PALERMO – È lungo l’asse Palermo-Napoli che si snodano i nuovi, grandi, traffici di droga sotto l’egida di Cosa nostra. L’ultimo segnale è l’arresto, avvenuto ieri, di Gennaro Pollastro, 49 anni, corriere di Giugliano, nel Napoletano. Una città da tenere a mente. Trasportava cento chili di hashish nascosti in mezzo alla legna. Roba da ricavarci oltre un milione di euro. I carabinieri del Nucleo investigativo del comando provinciale lo hanno bloccato nei pressi del bivio per Castelbuono.
C’è un particolare che non è sfuggito agli investigatori. La droga era destinata al mercato di Palermo. Abitualmente è chi compra a doversi accollare i rischi per il trasporto. Stavolta gli acquirenti erano palermitani, ma il corriere campano. Perché? Gli investigatori hanno una risposta precisa: sono i grossisti napoletani, oggi, a dovere mettere nel conto il “rischio d’impresa” per l’eventuale mancata consegna della merce causata dall’intervento della forze dell’ordine. I sequestri rappresentano un danno enorme per le casse asfittiche dei clan mafiosi di Palermo.

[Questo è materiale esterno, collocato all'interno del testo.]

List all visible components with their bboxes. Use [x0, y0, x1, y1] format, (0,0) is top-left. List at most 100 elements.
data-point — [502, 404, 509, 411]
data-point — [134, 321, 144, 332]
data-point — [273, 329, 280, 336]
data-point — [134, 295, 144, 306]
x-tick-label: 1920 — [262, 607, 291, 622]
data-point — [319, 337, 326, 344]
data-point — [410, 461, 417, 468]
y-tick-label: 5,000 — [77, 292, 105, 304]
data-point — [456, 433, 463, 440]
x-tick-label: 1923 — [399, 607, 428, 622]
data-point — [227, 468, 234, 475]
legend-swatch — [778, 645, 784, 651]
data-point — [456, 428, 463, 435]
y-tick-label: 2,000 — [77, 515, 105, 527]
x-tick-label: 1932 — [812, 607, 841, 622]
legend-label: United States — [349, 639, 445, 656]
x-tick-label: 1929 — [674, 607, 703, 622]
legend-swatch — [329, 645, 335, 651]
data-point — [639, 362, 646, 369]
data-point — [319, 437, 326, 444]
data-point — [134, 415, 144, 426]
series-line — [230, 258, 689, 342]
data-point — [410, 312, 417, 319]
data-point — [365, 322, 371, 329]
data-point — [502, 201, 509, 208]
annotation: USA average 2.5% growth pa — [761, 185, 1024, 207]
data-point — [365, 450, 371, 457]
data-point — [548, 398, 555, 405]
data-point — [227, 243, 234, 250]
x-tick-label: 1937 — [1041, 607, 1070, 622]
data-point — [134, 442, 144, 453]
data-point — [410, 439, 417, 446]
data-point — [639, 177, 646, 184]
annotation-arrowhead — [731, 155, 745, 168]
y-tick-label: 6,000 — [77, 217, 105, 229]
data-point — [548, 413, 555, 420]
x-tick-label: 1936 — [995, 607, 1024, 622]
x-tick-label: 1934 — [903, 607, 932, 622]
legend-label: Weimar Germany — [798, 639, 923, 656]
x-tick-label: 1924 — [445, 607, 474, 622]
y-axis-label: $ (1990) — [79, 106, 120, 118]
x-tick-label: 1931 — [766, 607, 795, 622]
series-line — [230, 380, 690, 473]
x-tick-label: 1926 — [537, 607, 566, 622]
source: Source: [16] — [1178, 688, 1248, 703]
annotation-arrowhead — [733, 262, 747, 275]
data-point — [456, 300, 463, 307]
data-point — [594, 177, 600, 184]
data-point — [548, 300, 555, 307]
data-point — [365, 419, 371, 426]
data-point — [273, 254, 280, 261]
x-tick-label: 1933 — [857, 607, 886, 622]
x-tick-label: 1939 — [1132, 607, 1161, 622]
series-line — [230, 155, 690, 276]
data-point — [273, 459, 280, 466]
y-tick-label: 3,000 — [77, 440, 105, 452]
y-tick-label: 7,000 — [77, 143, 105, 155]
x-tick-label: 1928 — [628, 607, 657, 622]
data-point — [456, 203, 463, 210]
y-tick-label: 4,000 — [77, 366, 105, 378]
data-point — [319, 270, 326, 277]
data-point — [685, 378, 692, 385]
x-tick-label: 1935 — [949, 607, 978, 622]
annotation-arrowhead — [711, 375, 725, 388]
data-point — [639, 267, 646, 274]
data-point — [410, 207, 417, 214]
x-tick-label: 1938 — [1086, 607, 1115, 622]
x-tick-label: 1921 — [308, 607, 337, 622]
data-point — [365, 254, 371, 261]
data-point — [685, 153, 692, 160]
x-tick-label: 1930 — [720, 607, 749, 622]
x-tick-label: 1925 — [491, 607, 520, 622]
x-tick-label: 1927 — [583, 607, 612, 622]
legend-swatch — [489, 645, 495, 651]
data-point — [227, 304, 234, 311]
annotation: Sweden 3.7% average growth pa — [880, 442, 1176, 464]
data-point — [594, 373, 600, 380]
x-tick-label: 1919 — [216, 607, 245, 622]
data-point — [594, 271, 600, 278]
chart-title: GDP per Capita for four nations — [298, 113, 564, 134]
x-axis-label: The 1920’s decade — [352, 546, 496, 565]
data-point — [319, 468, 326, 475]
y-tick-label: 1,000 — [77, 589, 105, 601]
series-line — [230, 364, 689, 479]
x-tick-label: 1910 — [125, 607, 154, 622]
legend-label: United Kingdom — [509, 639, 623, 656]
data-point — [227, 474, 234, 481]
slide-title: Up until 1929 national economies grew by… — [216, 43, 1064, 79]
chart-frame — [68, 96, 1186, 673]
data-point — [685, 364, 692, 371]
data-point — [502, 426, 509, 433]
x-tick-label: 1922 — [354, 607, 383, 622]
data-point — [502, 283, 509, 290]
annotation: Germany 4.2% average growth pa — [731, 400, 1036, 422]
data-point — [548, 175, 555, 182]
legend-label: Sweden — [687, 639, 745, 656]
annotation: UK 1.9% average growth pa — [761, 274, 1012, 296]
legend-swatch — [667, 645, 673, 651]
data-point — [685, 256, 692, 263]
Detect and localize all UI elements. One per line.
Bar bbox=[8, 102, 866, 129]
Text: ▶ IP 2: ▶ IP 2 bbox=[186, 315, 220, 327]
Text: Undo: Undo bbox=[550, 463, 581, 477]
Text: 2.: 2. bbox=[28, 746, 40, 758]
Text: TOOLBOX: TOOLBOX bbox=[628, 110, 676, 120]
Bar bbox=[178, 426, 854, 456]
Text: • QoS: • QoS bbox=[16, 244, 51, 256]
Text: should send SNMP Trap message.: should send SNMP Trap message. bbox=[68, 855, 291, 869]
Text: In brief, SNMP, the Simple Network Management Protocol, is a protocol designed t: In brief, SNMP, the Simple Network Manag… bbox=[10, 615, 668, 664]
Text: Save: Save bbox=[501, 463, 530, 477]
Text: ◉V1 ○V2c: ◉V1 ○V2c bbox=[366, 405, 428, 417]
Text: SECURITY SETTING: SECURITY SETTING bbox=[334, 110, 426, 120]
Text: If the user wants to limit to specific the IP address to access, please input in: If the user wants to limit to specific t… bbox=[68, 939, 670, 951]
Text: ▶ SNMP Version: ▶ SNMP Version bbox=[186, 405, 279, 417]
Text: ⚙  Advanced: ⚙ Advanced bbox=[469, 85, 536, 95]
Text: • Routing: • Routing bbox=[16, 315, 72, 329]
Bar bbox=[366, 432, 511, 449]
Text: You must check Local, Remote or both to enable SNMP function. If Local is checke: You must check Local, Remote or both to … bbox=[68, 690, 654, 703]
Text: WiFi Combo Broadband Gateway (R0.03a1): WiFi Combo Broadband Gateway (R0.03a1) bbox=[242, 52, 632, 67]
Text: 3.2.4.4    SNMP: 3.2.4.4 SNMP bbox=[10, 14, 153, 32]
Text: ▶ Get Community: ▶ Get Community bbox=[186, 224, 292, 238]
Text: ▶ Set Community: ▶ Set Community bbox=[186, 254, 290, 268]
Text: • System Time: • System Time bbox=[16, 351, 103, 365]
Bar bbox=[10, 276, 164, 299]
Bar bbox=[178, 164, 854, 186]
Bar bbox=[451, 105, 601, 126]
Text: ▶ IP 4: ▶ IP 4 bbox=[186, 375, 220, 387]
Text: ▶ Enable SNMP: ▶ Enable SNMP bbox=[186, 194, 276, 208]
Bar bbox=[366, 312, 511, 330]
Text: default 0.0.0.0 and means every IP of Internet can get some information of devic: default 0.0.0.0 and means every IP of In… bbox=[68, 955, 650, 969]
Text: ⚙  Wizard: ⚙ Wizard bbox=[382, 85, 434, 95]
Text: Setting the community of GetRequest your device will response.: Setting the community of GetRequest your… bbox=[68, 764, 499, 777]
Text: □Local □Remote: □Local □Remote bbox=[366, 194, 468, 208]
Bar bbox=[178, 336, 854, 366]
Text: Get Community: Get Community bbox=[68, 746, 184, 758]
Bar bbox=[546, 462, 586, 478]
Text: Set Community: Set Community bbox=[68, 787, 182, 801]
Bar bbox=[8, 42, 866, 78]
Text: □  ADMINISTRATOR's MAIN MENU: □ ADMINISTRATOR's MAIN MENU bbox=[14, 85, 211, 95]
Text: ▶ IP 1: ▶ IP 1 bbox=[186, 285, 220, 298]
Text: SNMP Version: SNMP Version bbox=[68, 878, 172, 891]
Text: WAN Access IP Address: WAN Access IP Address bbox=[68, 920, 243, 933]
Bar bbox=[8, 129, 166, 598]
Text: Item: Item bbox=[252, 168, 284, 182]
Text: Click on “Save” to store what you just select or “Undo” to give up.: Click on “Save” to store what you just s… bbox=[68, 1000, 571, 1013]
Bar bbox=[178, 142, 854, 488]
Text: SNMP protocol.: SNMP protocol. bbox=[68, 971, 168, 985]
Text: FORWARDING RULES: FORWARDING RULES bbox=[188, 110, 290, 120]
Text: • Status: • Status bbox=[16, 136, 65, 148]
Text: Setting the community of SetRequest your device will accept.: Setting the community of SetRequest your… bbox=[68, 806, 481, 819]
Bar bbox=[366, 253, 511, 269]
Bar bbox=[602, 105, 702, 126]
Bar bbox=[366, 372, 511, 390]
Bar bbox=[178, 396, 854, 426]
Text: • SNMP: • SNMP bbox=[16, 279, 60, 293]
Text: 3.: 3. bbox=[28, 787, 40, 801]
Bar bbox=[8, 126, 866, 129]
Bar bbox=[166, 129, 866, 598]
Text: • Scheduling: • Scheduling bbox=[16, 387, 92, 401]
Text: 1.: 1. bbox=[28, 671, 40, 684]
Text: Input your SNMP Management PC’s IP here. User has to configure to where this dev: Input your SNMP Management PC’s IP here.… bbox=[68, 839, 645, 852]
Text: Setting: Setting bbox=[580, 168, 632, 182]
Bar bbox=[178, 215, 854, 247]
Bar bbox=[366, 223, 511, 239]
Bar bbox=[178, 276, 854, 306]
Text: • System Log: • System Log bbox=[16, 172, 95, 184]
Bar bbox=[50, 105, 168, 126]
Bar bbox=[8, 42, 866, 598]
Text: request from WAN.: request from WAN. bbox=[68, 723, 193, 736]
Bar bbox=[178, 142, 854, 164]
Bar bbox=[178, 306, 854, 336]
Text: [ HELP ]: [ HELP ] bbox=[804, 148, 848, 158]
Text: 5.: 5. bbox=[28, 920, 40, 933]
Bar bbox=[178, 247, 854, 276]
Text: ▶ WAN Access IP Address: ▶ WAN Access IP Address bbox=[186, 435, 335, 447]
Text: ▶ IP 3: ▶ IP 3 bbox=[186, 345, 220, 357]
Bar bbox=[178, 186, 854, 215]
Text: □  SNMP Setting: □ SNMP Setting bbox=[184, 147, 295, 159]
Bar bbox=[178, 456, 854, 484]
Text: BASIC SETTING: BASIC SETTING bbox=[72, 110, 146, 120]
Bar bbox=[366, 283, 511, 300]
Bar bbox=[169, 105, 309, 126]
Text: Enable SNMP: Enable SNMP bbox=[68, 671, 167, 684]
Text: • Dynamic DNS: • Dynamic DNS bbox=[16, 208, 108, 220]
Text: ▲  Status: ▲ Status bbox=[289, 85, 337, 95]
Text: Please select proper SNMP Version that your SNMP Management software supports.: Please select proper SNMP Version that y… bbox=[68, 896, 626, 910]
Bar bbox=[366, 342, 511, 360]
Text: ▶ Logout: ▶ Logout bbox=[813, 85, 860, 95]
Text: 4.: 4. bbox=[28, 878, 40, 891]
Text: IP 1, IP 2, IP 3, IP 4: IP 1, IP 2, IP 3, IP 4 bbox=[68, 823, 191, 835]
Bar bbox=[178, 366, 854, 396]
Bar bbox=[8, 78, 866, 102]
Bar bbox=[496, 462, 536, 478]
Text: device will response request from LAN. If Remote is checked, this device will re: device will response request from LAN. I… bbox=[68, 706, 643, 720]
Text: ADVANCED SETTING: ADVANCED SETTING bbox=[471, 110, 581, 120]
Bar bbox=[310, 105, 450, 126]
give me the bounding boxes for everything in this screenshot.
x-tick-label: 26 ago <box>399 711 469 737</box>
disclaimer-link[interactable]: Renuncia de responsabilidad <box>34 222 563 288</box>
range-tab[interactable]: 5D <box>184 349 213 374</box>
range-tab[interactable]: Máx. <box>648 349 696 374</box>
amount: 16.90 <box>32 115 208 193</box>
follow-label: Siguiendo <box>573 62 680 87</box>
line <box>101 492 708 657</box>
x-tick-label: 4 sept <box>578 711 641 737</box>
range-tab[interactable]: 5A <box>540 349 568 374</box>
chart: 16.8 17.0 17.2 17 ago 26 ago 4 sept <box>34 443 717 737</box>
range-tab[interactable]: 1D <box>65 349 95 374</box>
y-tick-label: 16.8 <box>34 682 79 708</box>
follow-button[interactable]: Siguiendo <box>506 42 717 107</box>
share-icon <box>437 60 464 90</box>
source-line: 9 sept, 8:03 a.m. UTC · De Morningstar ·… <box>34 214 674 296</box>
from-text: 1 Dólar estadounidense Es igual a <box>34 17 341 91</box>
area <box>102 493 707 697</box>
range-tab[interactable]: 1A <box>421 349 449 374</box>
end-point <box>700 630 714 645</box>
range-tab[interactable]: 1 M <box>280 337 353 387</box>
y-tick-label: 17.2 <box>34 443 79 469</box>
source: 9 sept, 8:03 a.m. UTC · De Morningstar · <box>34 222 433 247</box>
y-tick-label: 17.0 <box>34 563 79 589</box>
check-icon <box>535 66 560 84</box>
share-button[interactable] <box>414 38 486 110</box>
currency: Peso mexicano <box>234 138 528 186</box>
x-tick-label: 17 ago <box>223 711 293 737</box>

C’è crisi di liquidità in città. E da questo dipende il rinnovato interesse per la droga. Già nel novembre scorso i boss palermitani si erano dovuti leccare le ferite quando, sempre i carabinieri, arrestarono Giacinto Tutino, bagherese di 56 anni. Fu bloccato in autostrada, mentre era alla guida di un camion per il trasporto di cavalli. In mezzo allo sterco c’erano 2500 panetti di hashish. Peso complessivo: 250 chili. Valore al dettaglio: due milioni di euro.
Per evitare nuovi guai le cosche palermitane preferiscono pagare l’hashish ad un prezzo maggiorato ai grossisti napoletani che, in cambio, si accollano il rischio sequestro. D’altra parte la camorra non ha alcuna intenzione di rompere l’asse con la mafia palermitana che tanti guadagni sta fruttando. Le informative degli investigatori sono zeppe di viaggi da Palermo a Napoli – e viceversa – per organizzare traffici di hashish e cocaina. Negli ultimi mesi, ad esempio, è stato scoperto un patto di ferro tra il mandamento di Porta Nuova e alcuni grossi trafficanti partenopei. Un canale per importare direttamente, senza intermediari, gli stupefacenti dalla Campania in Sicilia.
Non è un caso, dicono gli inquirenti, che a Palermo si sia fatto vivo nei mesi scorsi, sembrerebbe ospite di Alessandro D’Ambrogio (che di Porta Nuova è considerato il capo mandamento), Salvatore Aprea, noto pregiudicato napoletano. Lo hanno fotografato a bordo piscina in lussuosi alberghi del capoluogo siciliano.
Con Salvatore Aprea, e il gemello Gennaro, ha avuto rapporti costanti anche Giacomo Pampillonia, arrestato nel blitz di Porta Nuova assieme a D’Ambrogio. Pampillonia è stato intercettato più volte in trasferta a Napoli dove il clan dominate nei rioni del centro di Palermo avrebbe potuto contare sull’appoggio di alcuni pregiudicati. Tra questi, Franco Comune, Ciro Napolitano e Francesco Bara. Tutta gente attiva nel mondo della droga spacciata nei quartieri di Miano, Secondigliano e Scampia. Bara, considerato un boss del rione Sanità, è stato assassinato il 30 dicembre del 2012. Agli amici napoletani giunse, puntuale, il cordoglio di D’Ambrogio.
Tra gli arrestati del blitz di Porta Nuova del luglio scorso c’era anche Vincenzo Ferro che i carabinieri hanno monitorato durante i suoi frequenti viaggi a Giugliano. Giugliano, la stessa città da dove era partito il corriere arrestato ieri dai carabinieri con un camion pieno di droga lungo l’autostrada Messina-Palermo. Non è un caso, dicono gli investigatori.
Ferro, D’Ambrogio e presunti soci sono tutti in cella. Eppure i traffici non si sono fermati come dimostra il recentissimo sequestro. C’è qualcuno, dunque, ancora in libertà, che ha raccolto il testimone per garantire la sopravvivenza dell’asse Palermo-Napoli, lungo il quale corrono fiumi di cocaina e hashish.